ANGLE DOMINANT
Le Brésil retient d'abord la validation scientifique : selon Folha de S.Paulo, l'étude du World Weather Attribution confirme que le réchauffement a aggravé la combinaison de facteurs climatiques et géologiques ayant provoqué l'effondrement du Langtang Lirung, tandis que le bilan humain — plus de 6 000 disparus, à peine 7 % des corps identifiés — reste au second plan.
Angle dominant identifié — ne reflète pas l’unanimité des médias de ce pays
POINTS CLES
- 01
L'étude du World Weather Attribution, publiée jeudi 17 septembre par un groupe piloté par l'Imperial College de Londres, attribue l'effondrement du Langtang Lirung à une combinaison de facteurs climatiques et géologiques aggravée par le réchauffement.
- 02
Le nombre de disparus au Népal est passé de 5 179 à 6 150 entre mardi 15 et mercredi 16 septembre, tandis que seuls 7 % des 1 403 corps retrouvés ont été identifiés malgré 1 206 prélèvements ADN.
- 03
Le bilan cumulé Népal-Chine atteint 1 446 morts et au moins 6 669 disparus, dont au moins 636 étrangers côté népalais et 519 disparus recensés côté chinois.
ANALYSE
Brasília, jeudi 17 septembre 2026. La presse brésilienne relit la catastrophe du Langtang Lirung à travers deux prismes complémentaires : la preuve scientifique qui vient d'être publiée et le décompte humain qui continue de s'alourdir, trois semaines après le drame. Folha de S.Paulo et UOL Notícias reprennent l'étude publiée ce jeudi par le World Weather Attribution, groupe piloté par des chercheurs de l'Imperial College de Londres. Selon leurs conclusions, l'effondrement du 26 août — quand une partie de la glace et des roches d'une saillie s'est détachée du sommet du Langtang Lirung, inondant la vallée de la rivière Lendi et emportant des communautés entières — résulte d'une combinaison d'événements climatiques et géologiques, aggravée par le réchauffement. « Il est important de souligner qu'il n'y a pas eu un seul événement déclencheur », explique Walter Immerzeel, professeur à l'université d'Utrecht, cité par Folha. « La rupture s'est produite à une altitude d'environ 5 150 mètres, et plusieurs processus ont agi ensemble sur des échelles de temps allant d'années à décennies, plutôt qu'un seul facteur isolé. Cela rend aussi l'attribution climatique directe particulièrement difficile. » Friederike Otto, de l'Imperial College, qui dirige l'initiative, précise avoir réuni glaciologues et spécialistes des régions montagneuses « pour rassembler en un seul endroit ce que l'on sait à ce jour » et pour « identifier les facteurs à l'origine de la catastrophe et le rôle du changement climatique ».

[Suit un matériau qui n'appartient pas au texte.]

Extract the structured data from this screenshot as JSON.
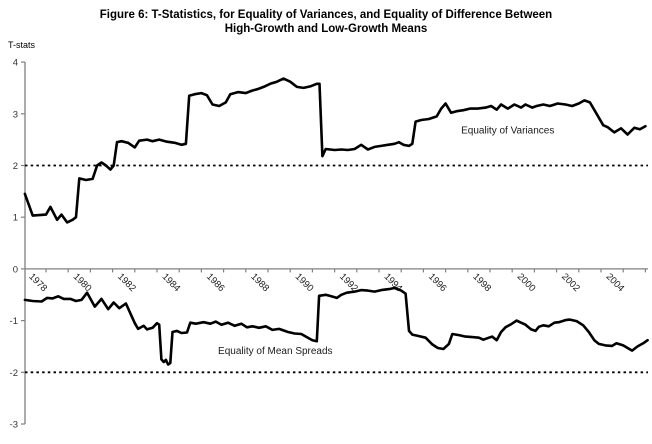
{
  "figure": {
    "title_line1": "Figure 6: T-Statistics, for Equality of Variances, and Equality of Difference Between",
    "title_line2": "High-Growth and Low-Growth Means",
    "y_axis_label": "T-stats"
  },
  "colors": {
    "series_line": "#000000",
    "axis_line": "#808080",
    "tick_text": "#333333",
    "threshold_line": "#000000",
    "annotation_text": "#1a1a1a"
  },
  "chart_data": {
    "type": "line",
    "title": "Figure 6: T-Statistics, for Equality of Variances, and Equality of Difference Between High-Growth and Low-Growth Means",
    "xlabel": "",
    "ylabel": "T-stats",
    "ylim": [
      -3,
      4
    ],
    "xlim": [
      1977.0,
      2005.3
    ],
    "grid": false,
    "legend_position": "inline-annotations",
    "y_ticks": [
      4,
      3,
      2,
      1,
      0,
      -1,
      -2,
      -3
    ],
    "x_ticks_labeled": [
      1978,
      1980,
      1982,
      1984,
      1986,
      1988,
      1990,
      1992,
      1994,
      1996,
      1998,
      2000,
      2002,
      2004
    ],
    "x_tick_step_years": 1,
    "reference_lines": [
      {
        "value": 2,
        "style": "dotted"
      },
      {
        "value": -2,
        "style": "dotted"
      }
    ],
    "annotations": [
      {
        "text": "Equality of Variances",
        "year": 1996.7,
        "value": 2.62
      },
      {
        "text": "Equality of Mean Spreads",
        "year": 1985.75,
        "value": -1.65
      }
    ],
    "series": [
      {
        "name": "Equality of Variances",
        "points": [
          [
            1977.05,
            1.45
          ],
          [
            1977.4,
            1.03
          ],
          [
            1977.7,
            1.04
          ],
          [
            1978.0,
            1.05
          ],
          [
            1978.2,
            1.2
          ],
          [
            1978.5,
            0.95
          ],
          [
            1978.7,
            1.05
          ],
          [
            1978.95,
            0.9
          ],
          [
            1979.2,
            0.95
          ],
          [
            1979.35,
            1.0
          ],
          [
            1979.5,
            1.75
          ],
          [
            1979.8,
            1.72
          ],
          [
            1980.1,
            1.74
          ],
          [
            1980.3,
            2.0
          ],
          [
            1980.5,
            2.06
          ],
          [
            1980.7,
            2.0
          ],
          [
            1980.9,
            1.92
          ],
          [
            1981.05,
            2.0
          ],
          [
            1981.2,
            2.45
          ],
          [
            1981.4,
            2.47
          ],
          [
            1981.7,
            2.44
          ],
          [
            1982.0,
            2.35
          ],
          [
            1982.2,
            2.48
          ],
          [
            1982.55,
            2.5
          ],
          [
            1982.8,
            2.47
          ],
          [
            1983.1,
            2.5
          ],
          [
            1983.45,
            2.46
          ],
          [
            1983.8,
            2.44
          ],
          [
            1984.1,
            2.4
          ],
          [
            1984.3,
            2.42
          ],
          [
            1984.45,
            3.35
          ],
          [
            1984.7,
            3.38
          ],
          [
            1985.0,
            3.4
          ],
          [
            1985.25,
            3.36
          ],
          [
            1985.5,
            3.18
          ],
          [
            1985.8,
            3.15
          ],
          [
            1986.1,
            3.22
          ],
          [
            1986.3,
            3.38
          ],
          [
            1986.65,
            3.42
          ],
          [
            1987.0,
            3.4
          ],
          [
            1987.3,
            3.45
          ],
          [
            1987.55,
            3.48
          ],
          [
            1987.8,
            3.52
          ],
          [
            1988.1,
            3.58
          ],
          [
            1988.4,
            3.62
          ],
          [
            1988.7,
            3.68
          ],
          [
            1989.0,
            3.62
          ],
          [
            1989.3,
            3.52
          ],
          [
            1989.6,
            3.5
          ],
          [
            1989.9,
            3.53
          ],
          [
            1990.2,
            3.58
          ],
          [
            1990.32,
            3.58
          ],
          [
            1990.45,
            2.18
          ],
          [
            1990.6,
            2.32
          ],
          [
            1991.0,
            2.3
          ],
          [
            1991.3,
            2.31
          ],
          [
            1991.6,
            2.3
          ],
          [
            1991.9,
            2.32
          ],
          [
            1992.2,
            2.4
          ],
          [
            1992.5,
            2.31
          ],
          [
            1992.8,
            2.36
          ],
          [
            1993.1,
            2.38
          ],
          [
            1993.4,
            2.4
          ],
          [
            1993.7,
            2.42
          ],
          [
            1993.9,
            2.45
          ],
          [
            1994.1,
            2.4
          ],
          [
            1994.35,
            2.38
          ],
          [
            1994.5,
            2.42
          ],
          [
            1994.65,
            2.85
          ],
          [
            1994.9,
            2.88
          ],
          [
            1995.25,
            2.9
          ],
          [
            1995.6,
            2.95
          ],
          [
            1995.8,
            3.1
          ],
          [
            1996.0,
            3.2
          ],
          [
            1996.25,
            3.02
          ],
          [
            1996.5,
            3.05
          ],
          [
            1996.8,
            3.07
          ],
          [
            1997.1,
            3.1
          ],
          [
            1997.45,
            3.1
          ],
          [
            1997.8,
            3.12
          ],
          [
            1998.05,
            3.15
          ],
          [
            1998.3,
            3.08
          ],
          [
            1998.5,
            3.18
          ],
          [
            1998.8,
            3.1
          ],
          [
            1999.1,
            3.18
          ],
          [
            1999.4,
            3.12
          ],
          [
            1999.6,
            3.18
          ],
          [
            1999.9,
            3.12
          ],
          [
            2000.1,
            3.15
          ],
          [
            2000.4,
            3.18
          ],
          [
            2000.7,
            3.15
          ],
          [
            2001.05,
            3.2
          ],
          [
            2001.4,
            3.18
          ],
          [
            2001.7,
            3.15
          ],
          [
            2002.0,
            3.2
          ],
          [
            2002.25,
            3.26
          ],
          [
            2002.5,
            3.22
          ],
          [
            2002.8,
            3.0
          ],
          [
            2003.1,
            2.78
          ],
          [
            2003.3,
            2.74
          ],
          [
            2003.6,
            2.64
          ],
          [
            2003.9,
            2.72
          ],
          [
            2004.2,
            2.6
          ],
          [
            2004.5,
            2.73
          ],
          [
            2004.75,
            2.7
          ],
          [
            2005.0,
            2.76
          ]
        ]
      },
      {
        "name": "Equality of Mean Spreads",
        "points": [
          [
            1977.05,
            -0.6
          ],
          [
            1977.4,
            -0.62
          ],
          [
            1977.8,
            -0.63
          ],
          [
            1978.05,
            -0.56
          ],
          [
            1978.3,
            -0.57
          ],
          [
            1978.55,
            -0.53
          ],
          [
            1978.8,
            -0.58
          ],
          [
            1979.1,
            -0.58
          ],
          [
            1979.35,
            -0.62
          ],
          [
            1979.6,
            -0.6
          ],
          [
            1979.85,
            -0.46
          ],
          [
            1980.2,
            -0.73
          ],
          [
            1980.5,
            -0.58
          ],
          [
            1980.8,
            -0.78
          ],
          [
            1981.05,
            -0.65
          ],
          [
            1981.3,
            -0.76
          ],
          [
            1981.6,
            -0.67
          ],
          [
            1981.8,
            -0.86
          ],
          [
            1982.0,
            -1.05
          ],
          [
            1982.15,
            -1.16
          ],
          [
            1982.4,
            -1.1
          ],
          [
            1982.55,
            -1.17
          ],
          [
            1982.8,
            -1.14
          ],
          [
            1983.0,
            -1.05
          ],
          [
            1983.1,
            -1.08
          ],
          [
            1983.2,
            -1.75
          ],
          [
            1983.3,
            -1.8
          ],
          [
            1983.4,
            -1.76
          ],
          [
            1983.5,
            -1.85
          ],
          [
            1983.6,
            -1.82
          ],
          [
            1983.7,
            -1.22
          ],
          [
            1983.9,
            -1.2
          ],
          [
            1984.1,
            -1.24
          ],
          [
            1984.35,
            -1.23
          ],
          [
            1984.5,
            -1.04
          ],
          [
            1984.75,
            -1.06
          ],
          [
            1985.1,
            -1.03
          ],
          [
            1985.4,
            -1.06
          ],
          [
            1985.65,
            -1.02
          ],
          [
            1985.9,
            -1.08
          ],
          [
            1986.2,
            -1.04
          ],
          [
            1986.5,
            -1.1
          ],
          [
            1986.8,
            -1.06
          ],
          [
            1987.05,
            -1.13
          ],
          [
            1987.3,
            -1.11
          ],
          [
            1987.6,
            -1.14
          ],
          [
            1987.9,
            -1.11
          ],
          [
            1988.2,
            -1.18
          ],
          [
            1988.5,
            -1.16
          ],
          [
            1988.9,
            -1.22
          ],
          [
            1989.2,
            -1.25
          ],
          [
            1989.5,
            -1.26
          ],
          [
            1989.75,
            -1.32
          ],
          [
            1990.0,
            -1.38
          ],
          [
            1990.2,
            -1.4
          ],
          [
            1990.3,
            -0.52
          ],
          [
            1990.6,
            -0.5
          ],
          [
            1990.85,
            -0.53
          ],
          [
            1991.1,
            -0.56
          ],
          [
            1991.3,
            -0.5
          ],
          [
            1991.55,
            -0.46
          ],
          [
            1991.9,
            -0.44
          ],
          [
            1992.2,
            -0.41
          ],
          [
            1992.5,
            -0.42
          ],
          [
            1992.8,
            -0.44
          ],
          [
            1993.1,
            -0.41
          ],
          [
            1993.45,
            -0.39
          ],
          [
            1993.7,
            -0.37
          ],
          [
            1994.0,
            -0.42
          ],
          [
            1994.2,
            -0.48
          ],
          [
            1994.35,
            -1.2
          ],
          [
            1994.5,
            -1.27
          ],
          [
            1994.8,
            -1.3
          ],
          [
            1995.1,
            -1.33
          ],
          [
            1995.4,
            -1.46
          ],
          [
            1995.65,
            -1.53
          ],
          [
            1995.9,
            -1.55
          ],
          [
            1996.15,
            -1.45
          ],
          [
            1996.3,
            -1.26
          ],
          [
            1996.6,
            -1.28
          ],
          [
            1996.9,
            -1.31
          ],
          [
            1997.2,
            -1.32
          ],
          [
            1997.5,
            -1.33
          ],
          [
            1997.7,
            -1.37
          ],
          [
            1997.95,
            -1.33
          ],
          [
            1998.1,
            -1.31
          ],
          [
            1998.3,
            -1.38
          ],
          [
            1998.5,
            -1.22
          ],
          [
            1998.7,
            -1.13
          ],
          [
            1998.95,
            -1.07
          ],
          [
            1999.2,
            -1.0
          ],
          [
            1999.35,
            -1.03
          ],
          [
            1999.6,
            -1.08
          ],
          [
            1999.85,
            -1.17
          ],
          [
            2000.05,
            -1.2
          ],
          [
            2000.2,
            -1.12
          ],
          [
            2000.4,
            -1.09
          ],
          [
            2000.65,
            -1.11
          ],
          [
            2000.9,
            -1.04
          ],
          [
            2001.1,
            -1.03
          ],
          [
            2001.4,
            -0.99
          ],
          [
            2001.6,
            -0.98
          ],
          [
            2001.9,
            -1.01
          ],
          [
            2002.2,
            -1.09
          ],
          [
            2002.45,
            -1.22
          ],
          [
            2002.7,
            -1.38
          ],
          [
            2002.9,
            -1.45
          ],
          [
            2003.2,
            -1.48
          ],
          [
            2003.5,
            -1.49
          ],
          [
            2003.7,
            -1.44
          ],
          [
            2004.0,
            -1.48
          ],
          [
            2004.2,
            -1.53
          ],
          [
            2004.4,
            -1.58
          ],
          [
            2004.65,
            -1.5
          ],
          [
            2004.9,
            -1.44
          ],
          [
            2005.1,
            -1.38
          ]
        ]
      }
    ]
  }
}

L'autre fil suivi par Folha Mundo est celui du bilan humain, révisé mercredi 16 septembre par les autorités népalaises : le nombre de disparus est passé à 6 150, contre 5 179 annoncés mardi 15 septembre. La porte-parole Shanti Mahat explique à l'AFP que les données sont recueillies auprès des bureaux de district puis révisées après vérification. Seuls 7 % des 1 403 corps retrouvés ont été identifiés, malgré 1 206 prélèvements ADN sur les corps et 1 889 sur des familles ; seulement 105 corps ont été rendus à leurs proches. Au moins 636 étrangers figurent parmi les disparus côté népalais. Côté chinois, la presse officielle recense 43 morts et 519 disparus, portant le bilan cumulé des deux pays à 1 446 morts et au moins 6 669 disparus.